The composition of the review team has not been announced.
Board member reactions on Thursday indicated a desire for the facts to come out.
Trustee Shellé Thomas said she would like to know what the involvement of the board is in the procedure, and she is ready to learn the outcome of the audit and go forward.
“These are questions people have been asking,” she said. “It is time we answer the concerns of the community, put everything in the open and move forward.”
Trustee Tom Kinoshita said he agrees with Panos. “I am very open to this audit,” he said. “Anything that lays out the facts is good.”
Trustee Del Foster does not think the audit is a cause for concern.
“This is just another type of audit,” he said Thursday. “We have curriculum audits, we have financial audits, this is just another one we need to go through.
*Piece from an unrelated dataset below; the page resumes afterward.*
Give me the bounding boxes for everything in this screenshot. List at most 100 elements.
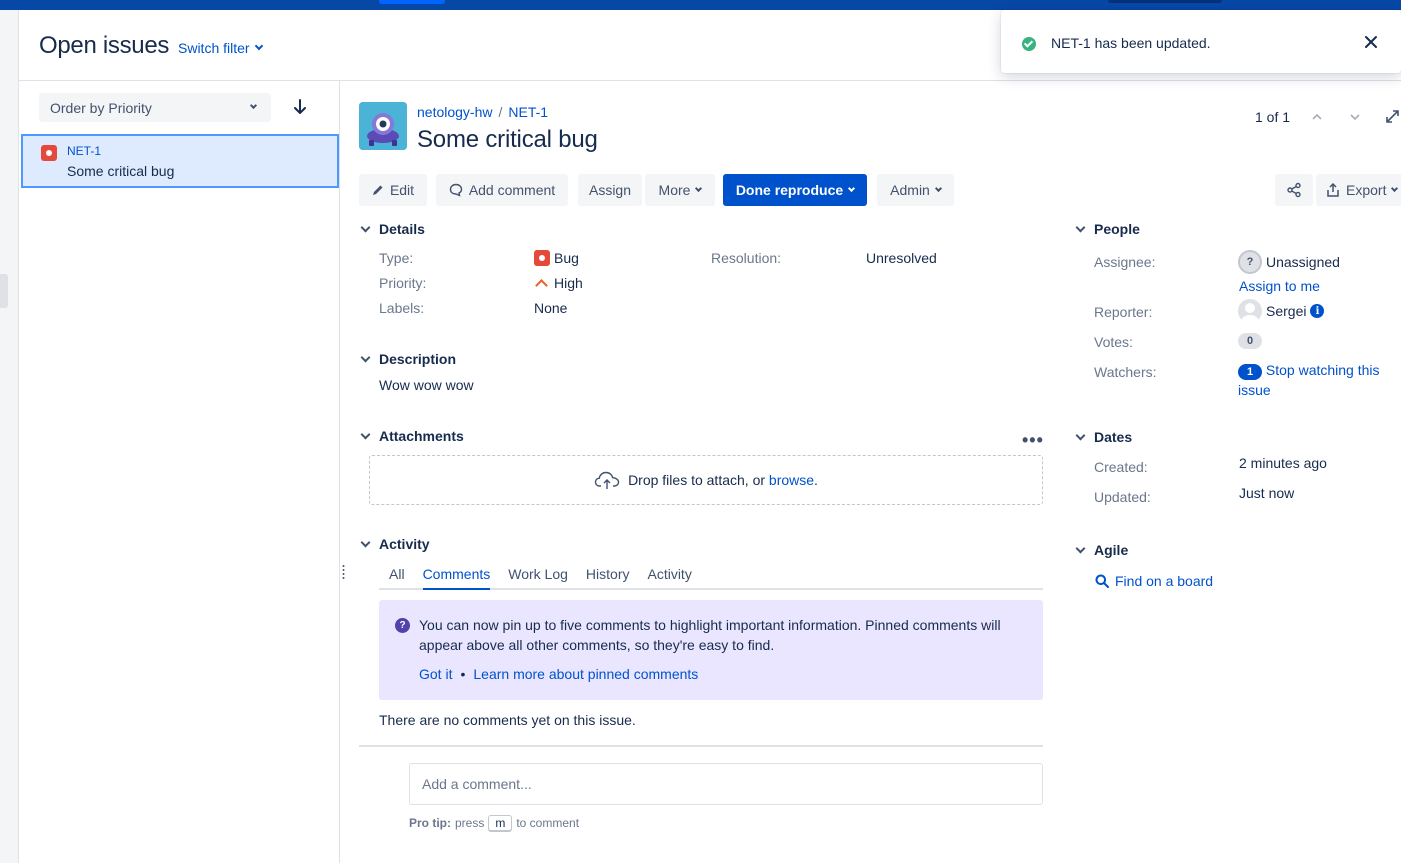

If it reveals things that need to be corrected, then they will be corrected.
“However, if my staff is asked to do anything other than something directly benefiting the students, I see that as an issue. But our books are open, I have no problem with people looking at them.”
Trustee Amina Khemici also welcomed the review.
“I with this was different – that we didn’t have to go through this,” Khemici said Thursday. “This is a chance to get some answers to questions people have. It’s a very good thing. It will help to clear up the situation we’re in.”
Last month, the annual district audit found that fiscal reserves have dipped below 3 percent. The district has pulled money from economic uncertainty reserves to fund ongoing expenses. Reserves are 1.7 percent of the general fund. The district was allowed to dip into these reserves without penalty last year, but the audit report recommends the balance be built up to 3 percent again.
With K-12 education funding statewide up in the air and unknown operating costs for the new Sobrato High School, trustees are expected to be looking at additional cuts for the 2004-05 school year.
The current fiscal year budget is approximately $70 million.